The memories of last year’s Gypsy Moth caterpillar invasion may be returning to homeowners as the weather begins to warm up. Many in Ledyard dealt with the invasive insects and the loss of trees to another year of infestation in 2017. The town even has an ad hoc committee to try to deal with the problem.
“It’s not appealing at all. It’s pretty gross,” said resident Mikayla Fors. She now stands on a clean walkway which was covered in the droppings of the Gypsy Moth caterpillars last year.
“It’s one of the things I think about every year now is if they’re going to come back,” said Fors.

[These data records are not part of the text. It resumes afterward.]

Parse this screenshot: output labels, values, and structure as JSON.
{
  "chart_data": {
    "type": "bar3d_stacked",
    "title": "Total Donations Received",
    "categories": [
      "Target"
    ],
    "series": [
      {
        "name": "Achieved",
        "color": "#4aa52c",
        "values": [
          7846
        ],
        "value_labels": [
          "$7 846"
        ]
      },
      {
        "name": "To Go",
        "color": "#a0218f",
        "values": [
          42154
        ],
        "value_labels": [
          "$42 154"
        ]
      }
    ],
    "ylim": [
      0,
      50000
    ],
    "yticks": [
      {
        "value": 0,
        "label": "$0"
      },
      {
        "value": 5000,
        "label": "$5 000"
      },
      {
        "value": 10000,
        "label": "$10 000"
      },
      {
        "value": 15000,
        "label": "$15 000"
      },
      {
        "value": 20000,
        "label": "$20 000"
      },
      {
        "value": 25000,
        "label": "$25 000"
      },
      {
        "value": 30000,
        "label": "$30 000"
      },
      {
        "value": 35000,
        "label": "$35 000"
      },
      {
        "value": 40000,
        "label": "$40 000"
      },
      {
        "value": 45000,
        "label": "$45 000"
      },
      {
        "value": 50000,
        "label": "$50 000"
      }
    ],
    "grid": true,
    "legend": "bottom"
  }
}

The Garden Media group says an outbreak of gypsy moth caterpillars, the biggest in more than three decades, is predicted to again devour trees across Connecticut. The time to take action may be now. Some people like to put a physical barrier on their tree. The tree can be wrapped and a sticky substance is added to create the barrier. That’s what the Fors family plans to do again this year.

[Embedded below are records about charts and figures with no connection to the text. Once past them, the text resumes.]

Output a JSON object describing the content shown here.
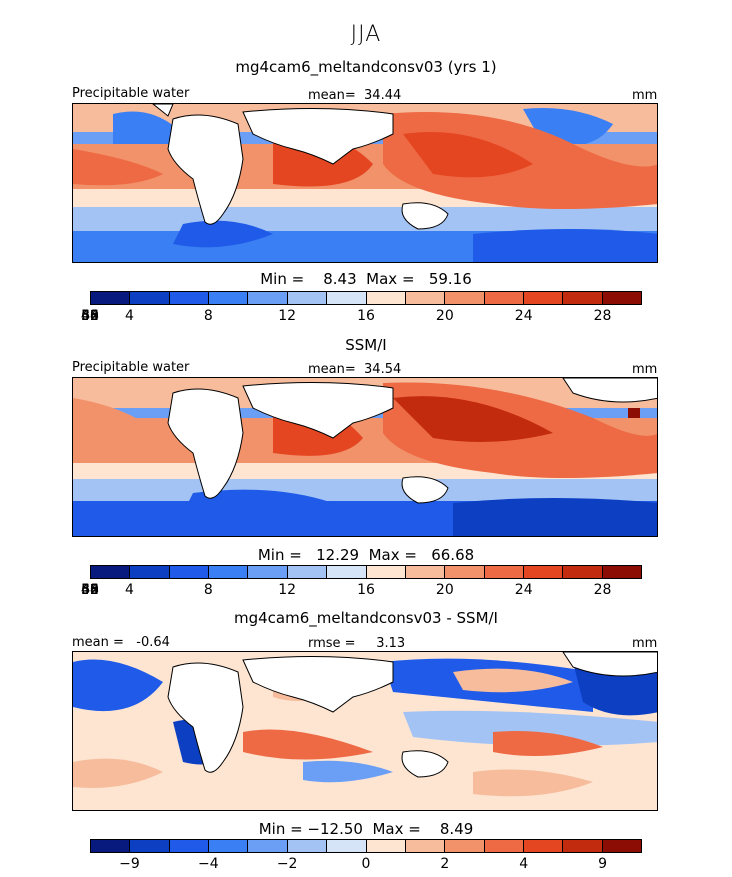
{
  "season": "JJA",
  "colors": [
    "#081a7e",
    "#0c3fc2",
    "#1f5be8",
    "#3a7ff3",
    "#6a9ff5",
    "#a4c3f5",
    "#d6e4f7",
    "#fde5d2",
    "#f7bc9c",
    "#f2926a",
    "#ee6a44",
    "#e54622",
    "#c22b0e",
    "#8c0d03"
  ],
  "panels": [
    {
      "title": "mg4cam6_meltandconsv03 (yrs 1)",
      "left_label": "Precipitable water",
      "center_label": "mean=  34.44",
      "right_label": "mm",
      "minmax": "Min =    8.43  Max =   59.16",
      "ticks": [
        "4",
        "8",
        "12",
        "16",
        "20",
        "24",
        "28",
        "32",
        "36",
        "40",
        "44",
        "48",
        "52",
        "56",
        "60"
      ]
    },
    {
      "title": "SSM/I",
      "left_label": "Precipitable water",
      "center_label": "mean=  34.54",
      "right_label": "mm",
      "minmax": "Min =   12.29  Max =   66.68",
      "ticks": [
        "4",
        "8",
        "12",
        "16",
        "20",
        "24",
        "28",
        "32",
        "36",
        "40",
        "44",
        "48",
        "52",
        "56",
        "60"
      ]
    },
    {
      "title": "mg4cam6_meltandconsv03 - SSM/I",
      "left_label": "mean =   -0.64",
      "center_label": "rmse =     3.13",
      "right_label": "mm",
      "minmax": "Min = −12.50  Max =    8.49",
      "ticks": [
        "−9",
        "−4",
        "−2",
        "0",
        "2",
        "4",
        "9"
      ]
    }
  ]
}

“Maybe spray down the house a little bit with anything to make them not attach to the house,” added Fors.
“This is a straight oil which suffocates their egg masses,” said Wayne Henson at Holdridge Home & Garden Showplace.
“It poisons the caterpillar slowly,” said Henson. “It actually starves it.”
And it doesn’t kill any other wildlife. Neither does Captain Jack’s Dead Bug Brew but that works a lot faster in hours instead of days. Henson is hopeful Ledyard won’t see another big infestation
“There’s no egg masses so hopefully not a lot of problems this year,” said Henson.
He says the fungus created by last May’s rains may have killed the caterpillars before they were able to lay their eggs for the next season.